鈴木基久の発言 (法務委員会)
⚠️ コピーしたテキストを転載する際は、転載元URL(kokkai-data.com)および原典URL(kokkai.ndl.go.jp)を必ず残してください。発言内容の改変・出典削除は禁止です。
詳細は利用規約をご確認ください。
○鈴木政府参考人 お答え申し上げます。
FATFによる指摘項目のうち、警察庁が担当しておりますのは、大きく二点、金融機関等における顧客管理、それからテロリストの資産凍結でございます。

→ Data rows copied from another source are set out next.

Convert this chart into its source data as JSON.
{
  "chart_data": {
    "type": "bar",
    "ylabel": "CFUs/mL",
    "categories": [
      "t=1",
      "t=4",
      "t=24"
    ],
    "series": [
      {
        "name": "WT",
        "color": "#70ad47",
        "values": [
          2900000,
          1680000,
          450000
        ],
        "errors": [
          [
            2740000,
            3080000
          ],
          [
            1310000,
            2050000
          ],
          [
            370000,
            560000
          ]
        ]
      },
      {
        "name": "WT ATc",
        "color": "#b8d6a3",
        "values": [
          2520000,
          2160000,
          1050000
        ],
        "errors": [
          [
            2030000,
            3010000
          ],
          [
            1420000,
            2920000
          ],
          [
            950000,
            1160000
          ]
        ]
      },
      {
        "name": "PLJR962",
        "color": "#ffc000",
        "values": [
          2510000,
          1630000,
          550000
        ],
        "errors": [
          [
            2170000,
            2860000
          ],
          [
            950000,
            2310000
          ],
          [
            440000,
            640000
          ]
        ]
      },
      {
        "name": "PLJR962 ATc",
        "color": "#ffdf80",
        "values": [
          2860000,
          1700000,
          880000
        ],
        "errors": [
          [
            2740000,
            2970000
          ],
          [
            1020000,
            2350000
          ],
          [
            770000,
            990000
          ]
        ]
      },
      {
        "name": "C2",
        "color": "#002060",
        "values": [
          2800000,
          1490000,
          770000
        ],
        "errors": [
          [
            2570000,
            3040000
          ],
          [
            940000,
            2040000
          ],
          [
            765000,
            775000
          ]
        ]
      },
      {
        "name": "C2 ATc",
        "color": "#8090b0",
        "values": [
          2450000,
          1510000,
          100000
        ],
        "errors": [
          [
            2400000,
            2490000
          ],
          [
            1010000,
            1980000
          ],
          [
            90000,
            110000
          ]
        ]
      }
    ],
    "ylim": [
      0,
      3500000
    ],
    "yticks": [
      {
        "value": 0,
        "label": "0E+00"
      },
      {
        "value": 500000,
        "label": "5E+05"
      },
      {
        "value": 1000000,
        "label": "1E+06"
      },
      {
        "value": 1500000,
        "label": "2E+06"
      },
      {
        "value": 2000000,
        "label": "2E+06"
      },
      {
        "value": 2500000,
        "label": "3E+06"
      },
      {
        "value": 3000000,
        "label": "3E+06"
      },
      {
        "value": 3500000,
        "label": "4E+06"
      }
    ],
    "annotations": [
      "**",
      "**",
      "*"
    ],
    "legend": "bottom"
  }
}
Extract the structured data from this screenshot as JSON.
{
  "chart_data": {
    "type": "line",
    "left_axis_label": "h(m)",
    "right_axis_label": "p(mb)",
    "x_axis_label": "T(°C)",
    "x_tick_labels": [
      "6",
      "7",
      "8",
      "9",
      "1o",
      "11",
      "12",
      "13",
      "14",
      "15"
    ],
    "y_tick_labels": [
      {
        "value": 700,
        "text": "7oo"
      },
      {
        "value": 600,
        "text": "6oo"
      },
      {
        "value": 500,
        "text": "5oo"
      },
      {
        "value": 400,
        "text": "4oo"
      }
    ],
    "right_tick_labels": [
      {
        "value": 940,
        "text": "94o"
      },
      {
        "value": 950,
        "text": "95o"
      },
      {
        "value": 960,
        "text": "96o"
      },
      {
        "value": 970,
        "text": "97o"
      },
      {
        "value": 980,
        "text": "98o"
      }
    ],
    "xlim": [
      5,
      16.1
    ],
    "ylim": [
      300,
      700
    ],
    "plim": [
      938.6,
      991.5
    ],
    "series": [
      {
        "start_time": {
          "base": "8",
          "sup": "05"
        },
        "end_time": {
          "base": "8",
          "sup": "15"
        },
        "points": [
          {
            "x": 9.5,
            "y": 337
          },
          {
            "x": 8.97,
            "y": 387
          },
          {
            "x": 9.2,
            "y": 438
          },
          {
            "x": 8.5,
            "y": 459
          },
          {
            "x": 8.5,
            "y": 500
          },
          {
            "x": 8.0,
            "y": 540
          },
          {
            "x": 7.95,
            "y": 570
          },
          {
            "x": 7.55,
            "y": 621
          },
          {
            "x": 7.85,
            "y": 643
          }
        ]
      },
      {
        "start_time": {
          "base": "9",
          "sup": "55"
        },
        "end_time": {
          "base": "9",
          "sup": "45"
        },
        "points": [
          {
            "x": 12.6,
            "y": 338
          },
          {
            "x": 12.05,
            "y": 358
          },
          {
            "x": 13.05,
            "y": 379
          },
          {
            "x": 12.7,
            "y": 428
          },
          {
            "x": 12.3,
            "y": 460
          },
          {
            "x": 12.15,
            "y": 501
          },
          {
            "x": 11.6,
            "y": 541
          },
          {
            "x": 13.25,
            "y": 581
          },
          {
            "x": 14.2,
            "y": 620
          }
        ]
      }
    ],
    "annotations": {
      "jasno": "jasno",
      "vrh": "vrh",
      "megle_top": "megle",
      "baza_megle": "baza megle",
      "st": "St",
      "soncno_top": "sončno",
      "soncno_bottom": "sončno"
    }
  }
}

まず、このうち顧客管理につきましては、我が国は平成二十三年に犯罪収益移転防止法を改正するなどの取り組みを進めてまいりましたが、FATFからは依然として、顧客管理につきまして、継続的顧客管理などFATF基準で求められている義務の一部が我が国の法令で明記されていないなどの指摘を受けておるところでございます。

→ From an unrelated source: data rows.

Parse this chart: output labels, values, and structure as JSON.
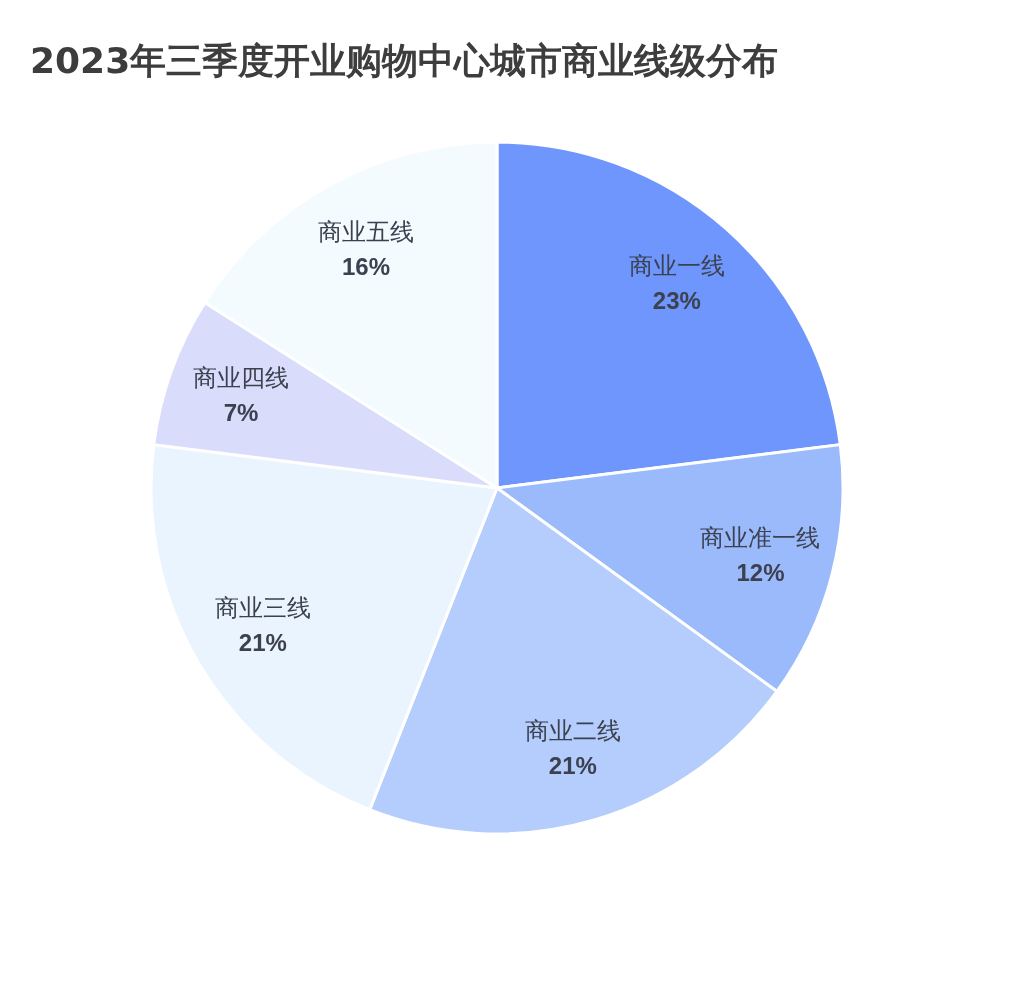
{
  "chart_data": {
    "type": "pie",
    "title": "2023年三季度开业购物中心城市商业线级分布",
    "categories": [
      "商业一线",
      "商业准一线",
      "商业二线",
      "商业三线",
      "商业四线",
      "商业五线"
    ],
    "values": [
      23,
      12,
      21,
      21,
      7,
      16
    ],
    "value_labels": [
      "23%",
      "12%",
      "21%",
      "21%",
      "7%",
      "16%"
    ],
    "colors": [
      "#6e96fc",
      "#9bbafc",
      "#b4cdfc",
      "#eaf4fe",
      "#dadcfb",
      "#f3fbfe"
    ]
  }
}
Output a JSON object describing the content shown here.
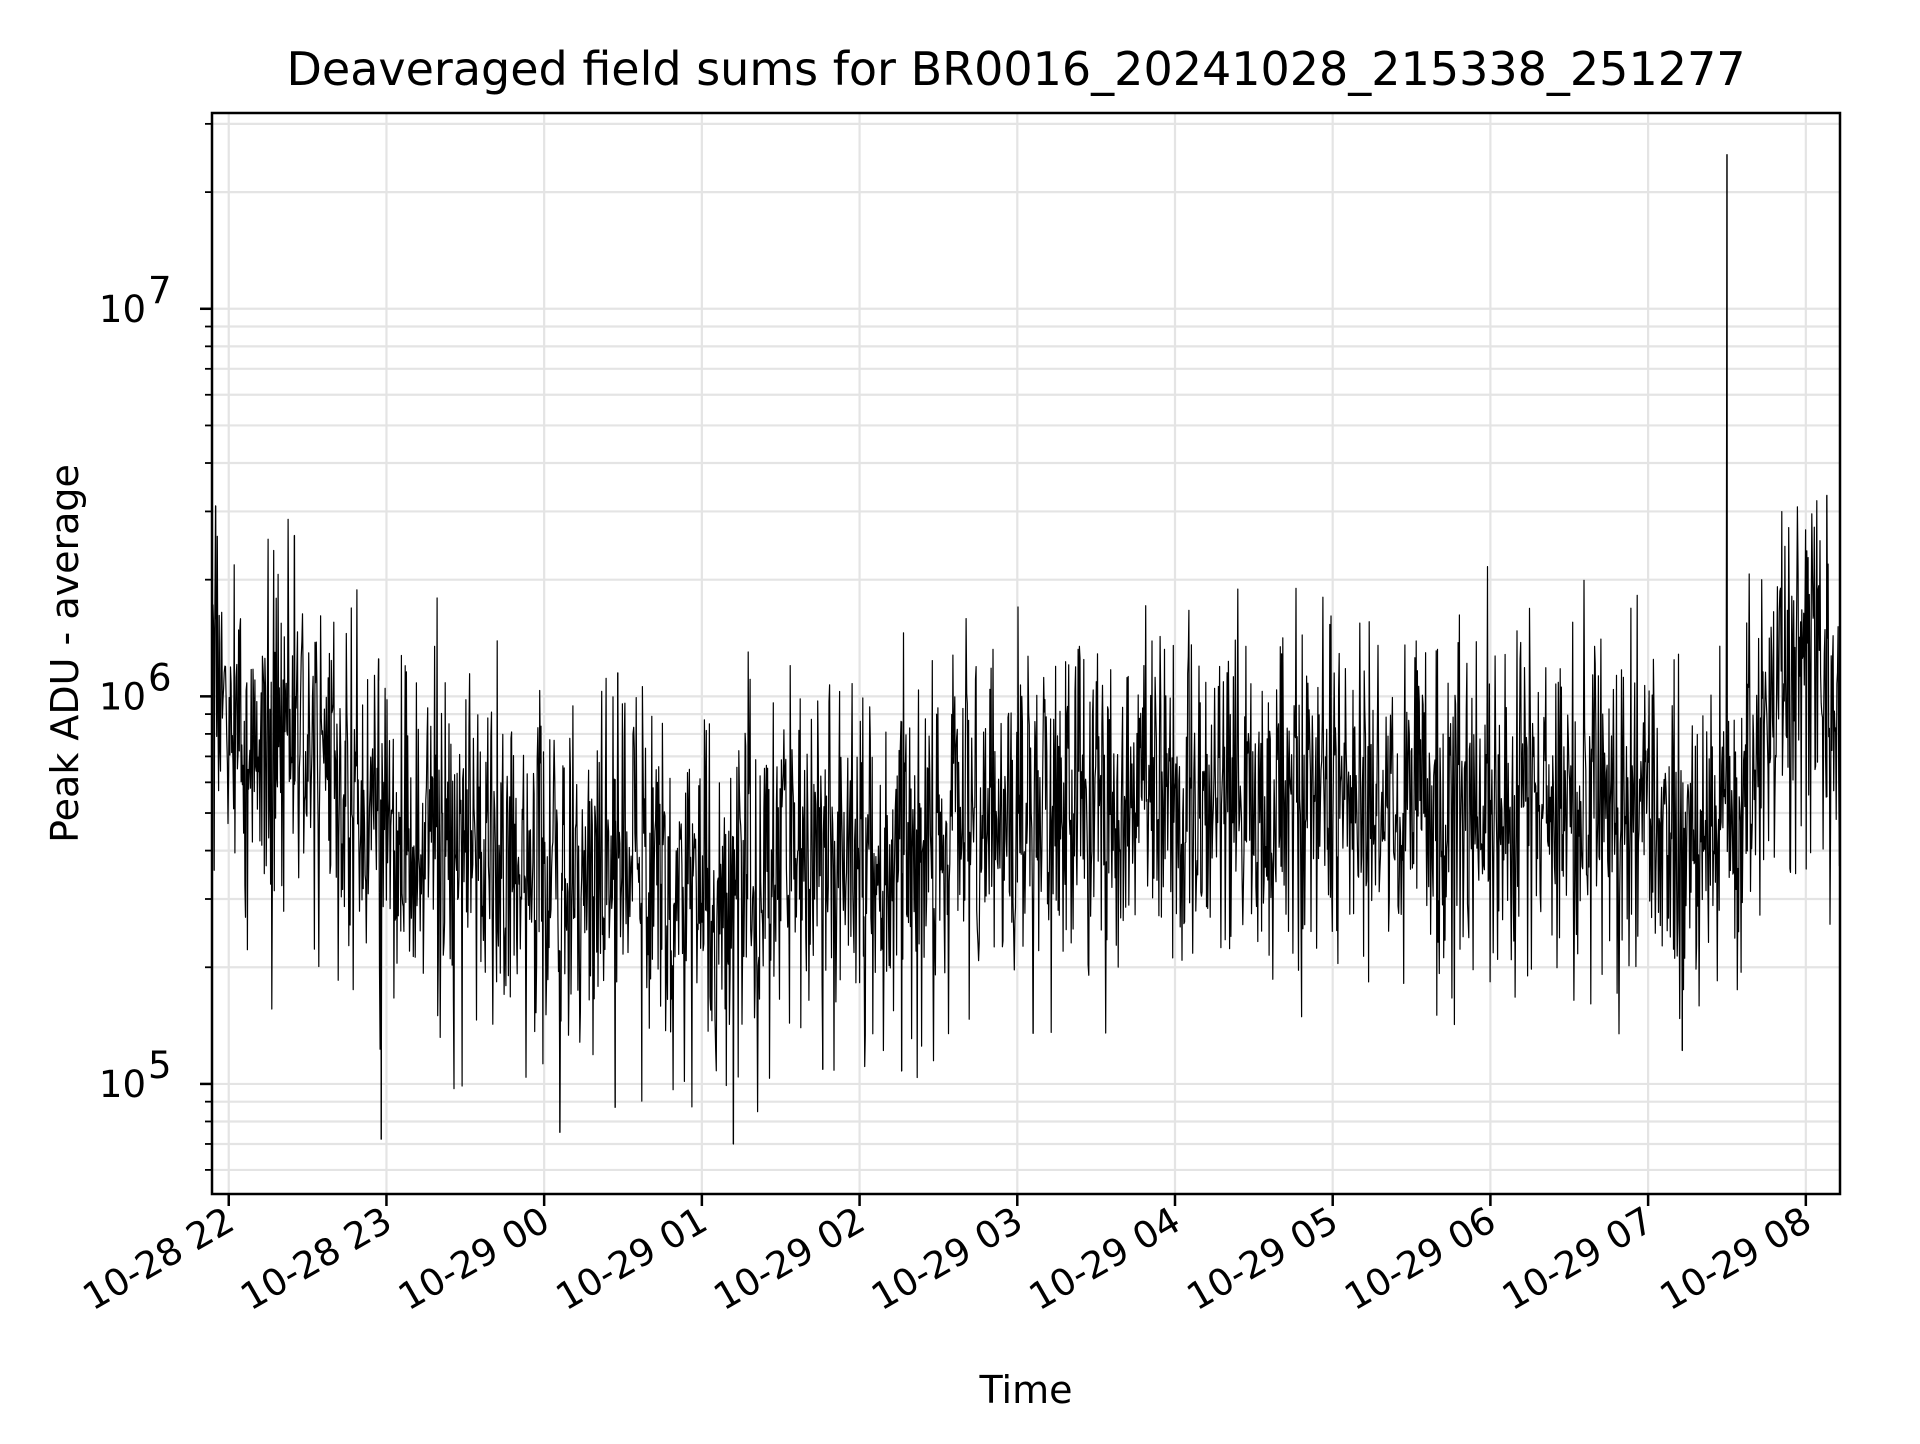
{
  "chart_data": {
    "type": "line",
    "title": "Deaveraged field sums for BR0016_20241028_215338_251277",
    "xlabel": "Time",
    "ylabel": "Peak ADU - average",
    "yscale": "log",
    "grid": "on (major and minor)",
    "line_color": "#000000",
    "xlim": [
      "2024-10-28 21:53:38",
      "2024-10-29 08:13:00"
    ],
    "ylim": [
      52000,
      32000000
    ],
    "x_ticks": [
      {
        "t": "2024-10-28 22:00",
        "label": "10-28 22"
      },
      {
        "t": "2024-10-28 23:00",
        "label": "10-28 23"
      },
      {
        "t": "2024-10-29 00:00",
        "label": "10-29 00"
      },
      {
        "t": "2024-10-29 01:00",
        "label": "10-29 01"
      },
      {
        "t": "2024-10-29 02:00",
        "label": "10-29 02"
      },
      {
        "t": "2024-10-29 03:00",
        "label": "10-29 03"
      },
      {
        "t": "2024-10-29 04:00",
        "label": "10-29 04"
      },
      {
        "t": "2024-10-29 05:00",
        "label": "10-29 05"
      },
      {
        "t": "2024-10-29 06:00",
        "label": "10-29 06"
      },
      {
        "t": "2024-10-29 07:00",
        "label": "10-29 07"
      },
      {
        "t": "2024-10-29 08:00",
        "label": "10-29 08"
      }
    ],
    "y_ticks": [
      {
        "value": 100000,
        "base": "10",
        "exp": "5"
      },
      {
        "value": 1000000,
        "base": "10",
        "exp": "6"
      },
      {
        "value": 10000000,
        "base": "10",
        "exp": "7"
      }
    ],
    "baseline": {
      "x": [
        "2024-10-28 21:54",
        "2024-10-28 22:05",
        "2024-10-28 22:15",
        "2024-10-28 22:25",
        "2024-10-28 22:35",
        "2024-10-28 22:45",
        "2024-10-28 23:00",
        "2024-10-28 23:30",
        "2024-10-29 00:00",
        "2024-10-29 00:30",
        "2024-10-29 01:00",
        "2024-10-29 01:30",
        "2024-10-29 02:00",
        "2024-10-29 02:30",
        "2024-10-29 03:00",
        "2024-10-29 03:30",
        "2024-10-29 04:00",
        "2024-10-29 04:30",
        "2024-10-29 05:00",
        "2024-10-29 05:30",
        "2024-10-29 06:00",
        "2024-10-29 06:30",
        "2024-10-29 07:00",
        "2024-10-29 07:20",
        "2024-10-29 07:35",
        "2024-10-29 07:45",
        "2024-10-29 07:55",
        "2024-10-29 08:05",
        "2024-10-29 08:13"
      ],
      "y": [
        1100000,
        800000,
        750000,
        900000,
        700000,
        500000,
        450000,
        430000,
        350000,
        360000,
        320000,
        370000,
        400000,
        420000,
        480000,
        530000,
        570000,
        580000,
        560000,
        520000,
        540000,
        530000,
        480000,
        420000,
        550000,
        900000,
        1200000,
        1100000,
        1000000
      ],
      "noise_decades": 0.22
    },
    "spikes": {
      "up": [
        {
          "t": "2024-10-29 07:30",
          "y": 25000000
        },
        {
          "t": "2024-10-29 08:08",
          "y": 3300000
        },
        {
          "t": "2024-10-28 21:55",
          "y": 3100000
        },
        {
          "t": "2024-10-28 22:25",
          "y": 2600000
        },
        {
          "t": "2024-10-28 22:57",
          "y": 1250000
        },
        {
          "t": "2024-10-29 00:28",
          "y": 1150000
        }
      ],
      "down": [
        {
          "t": "2024-10-28 22:58",
          "y": 72000
        },
        {
          "t": "2024-10-29 00:06",
          "y": 75000
        },
        {
          "t": "2024-10-29 00:27",
          "y": 87000
        },
        {
          "t": "2024-10-29 01:12",
          "y": 70000
        },
        {
          "t": "2024-10-29 01:46",
          "y": 109000
        },
        {
          "t": "2024-10-29 02:16",
          "y": 108000
        },
        {
          "t": "2024-10-29 03:06",
          "y": 135000
        },
        {
          "t": "2024-10-29 07:13",
          "y": 122000
        }
      ]
    }
  }
}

このような情勢を踏まえまして、現在、警察庁において有識者懇談会を開催し、行うべき制度改正の方向性について御議論いただいているところでございまして、今後、その議論を踏まえ、関係省庁と連携しながら、FATF勧告に対応した実効性のあるマネーロンダリング対策に関する制度の整備に努めてまいるべく検討を進めているところでございます。
それから二点目の、テロリストの資産凍結についてでございますが、FATF勧告は、関連する安保理決議に従いテロリストの資産を凍結するなどの措置を講じるよう求めているところ、我が国はFATFの審査において、国内居住者から海外のテロリストへの送金等については外為法により規制されているものの、国内居住者と国内に居住するテロリストとの間の取引は規制されていないなどの指摘を受けておるところでございます。
こうした指摘を踏まえ、FATFと議論しつつ、必要な制度の整備について関係省庁と連携し検討を進めているところでございます。